Answer color
Morty Smith from Rick and Morty (2013) uses #FFF86D for T-Shirt in this Toon Tone prompt. RGB is 255, 248, 109; HSB is 57°, 57%, 100%; HSL is 57°, 100%, 71%.
- HEX
- #FFF86D
- RGB
- 255, 248, 109
- HSB
- 57°, 57%, 100%
- Target part
- T-Shirt
Study Morty Smith's T-Shirt color in Toon Tone: #FFF86D, RGB 255, 248, 109, HSB 57°, 57%, 100%, and common wrong guesses.
Morty Smith from Rick and Morty (2013) uses #FFF86D for T-Shirt in this Toon Tone prompt. RGB is 255, 248, 109; HSB is 57°, 57%, 100%; HSL is 57°, 100%, 71%.
#FFF86D
57°, 100%, 71%
Hue leans warmer than the stored answer.
Hue leans cooler than the stored answer.
Saturation drops below the answer.
Brightness climbs past the target.
Brightness falls under the target.
This is a yellow family color with HSB 57°, 57%, 100%. It has mid saturation, so players usually miss by nudging intensity too far; it also has a bright value, so dark guesses are the common miss.
The stored answer is useful because it turns a remembered animation color into measurable values. In play, you only need to match the visible target part, but this page exposes the underlying color model for study.
Read the values as player advice, not just technical trivia. HSB 57°, 57%, 100% tells you the order of decisions: land in the yellow family, decide how strong the color should feel, then set the lightness. RGB 255, 248, 109 is useful for exact reproduction, but HSB is usually better while you are actively guessing.
Start by naming the broad family: yellow.
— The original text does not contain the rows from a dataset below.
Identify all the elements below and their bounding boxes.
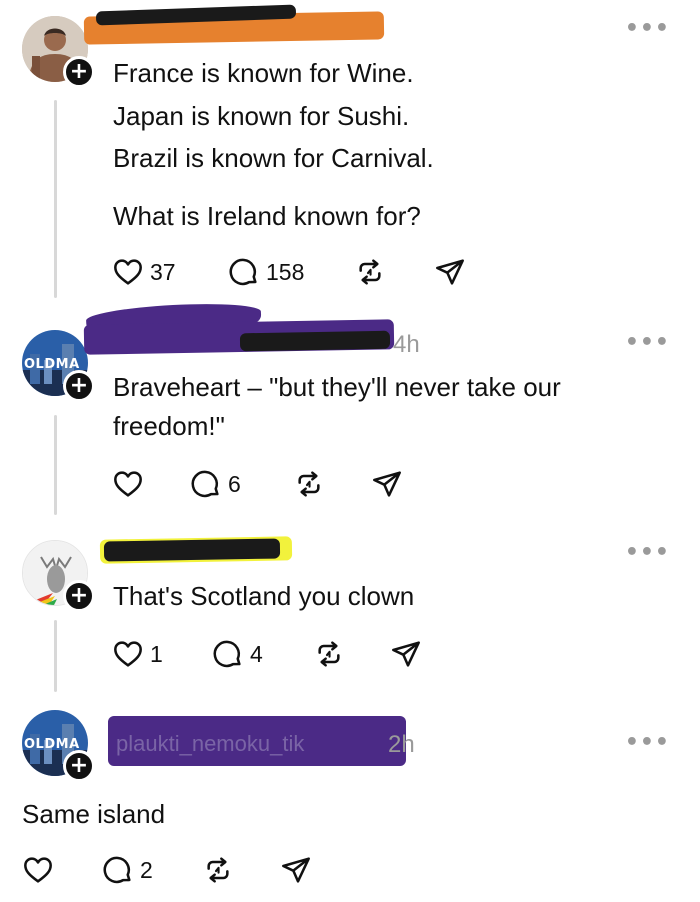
like-button[interactable]: 37 — [112, 256, 176, 288]
like-button[interactable] — [112, 468, 144, 500]
reply-button[interactable]: 2 — [102, 854, 153, 886]
repost-icon — [293, 468, 325, 500]
post-text-line: Same island — [22, 799, 166, 829]
follow-plus-icon[interactable]: + — [63, 580, 95, 612]
share-button[interactable] — [371, 468, 403, 500]
reply-count: 158 — [266, 258, 305, 285]
reply-count: 4 — [250, 640, 263, 667]
repost-button[interactable] — [293, 468, 325, 500]
send-icon — [280, 854, 312, 886]
more-options-icon[interactable]: ••• — [625, 732, 670, 754]
avatar-label: OLDMA — [24, 357, 80, 372]
comment-icon — [190, 468, 222, 500]
post-text-line: What is Ireland known for? — [113, 201, 421, 231]
comment-icon — [228, 256, 260, 288]
share-button[interactable] — [434, 256, 466, 288]
username-redaction — [103, 538, 281, 562]
post-text-line: Brazil is known for Carnival. — [113, 143, 434, 173]
repost-icon — [313, 638, 345, 670]
like-button[interactable]: 1 — [112, 638, 163, 670]
send-icon — [434, 256, 466, 288]
post-text-line: freedom!" — [113, 411, 225, 441]
reply-count: 2 — [140, 856, 153, 883]
reply-button[interactable]: 158 — [228, 256, 304, 288]
follow-plus-icon[interactable]: + — [63, 750, 95, 782]
heart-icon — [112, 468, 144, 500]
post-text-line: Japan is known for Sushi. — [113, 101, 410, 131]
reply-button[interactable]: 4 — [212, 638, 263, 670]
post-text-line: That's Scotland you clown — [113, 581, 415, 611]
send-icon — [371, 468, 403, 500]
like-count: 37 — [150, 258, 176, 285]
reply-button[interactable]: 6 — [190, 468, 241, 500]
share-button[interactable] — [390, 638, 422, 670]
comment-icon — [212, 638, 244, 670]
post-timestamp: 2h — [388, 731, 415, 758]
username[interactable]: plaukti_nemoku_tik — [116, 731, 304, 757]
repost-button[interactable] — [313, 638, 345, 670]
follow-plus-icon[interactable]: + — [63, 56, 95, 88]
thread-line — [54, 620, 57, 692]
like-count: 1 — [150, 640, 163, 667]
more-options-icon[interactable]: ••• — [625, 332, 670, 354]
follow-plus-icon[interactable]: + — [63, 370, 95, 402]
repost-button[interactable] — [354, 256, 386, 288]
post-text-line: France is known for Wine. — [113, 58, 414, 88]
post-timestamp: 4h — [393, 331, 420, 358]
reply-count: 6 — [228, 470, 241, 497]
post-text-line: Braveheart – "but they'll never take our — [113, 372, 561, 402]
like-button[interactable] — [22, 854, 54, 886]
thread-line — [54, 415, 57, 515]
repost-button[interactable] — [202, 854, 234, 886]
heart-icon — [112, 256, 144, 288]
send-icon — [390, 638, 422, 670]
avatar-label: OLDMA — [24, 737, 80, 752]
more-options-icon[interactable]: ••• — [625, 18, 670, 40]
username-redaction — [239, 330, 391, 352]
repost-icon — [354, 256, 386, 288]
repost-icon — [202, 854, 234, 886]
heart-icon — [22, 854, 54, 886]
thread-line — [54, 100, 57, 298]
comment-icon — [102, 854, 134, 886]
more-options-icon[interactable]: ••• — [625, 542, 670, 564]
heart-icon — [112, 638, 144, 670]
share-button[interactable] — [280, 854, 312, 886]
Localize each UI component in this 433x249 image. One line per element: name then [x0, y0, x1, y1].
Move hue until the live recolor lands in that family, then decide whether the prompt looks too pale, too intense, too bright, or too shadowed.
For Morty Smith, the important cue is T-Shirt rather than the full character palette. Keeping the target narrow helps your memory choose one answer instead of averaging several colors from the design.
Before you move a slider, say the remembered color in a sentence: "Morty Smith T-Shirt is a yellow color that feels ..." Then fill in vivid, dusty, bright, dark, soft, or neutral. That sentence gives your first guess a direction and makes the result card easier to learn from.
Use this Morty Smith page after a run, not during one. The useful loop is to guess first, read the reveal, then open the study page for a color that surprised you. That keeps Toon Tone a memory game while still giving you a concrete way to improve.
For a second pass, compare Morty Smith with related characters below. Colors in the same family can still have very different slider behavior: a loud yellow, a dusty yellow, and a nearly neutral gray-yellow are not interchangeable once scoring starts.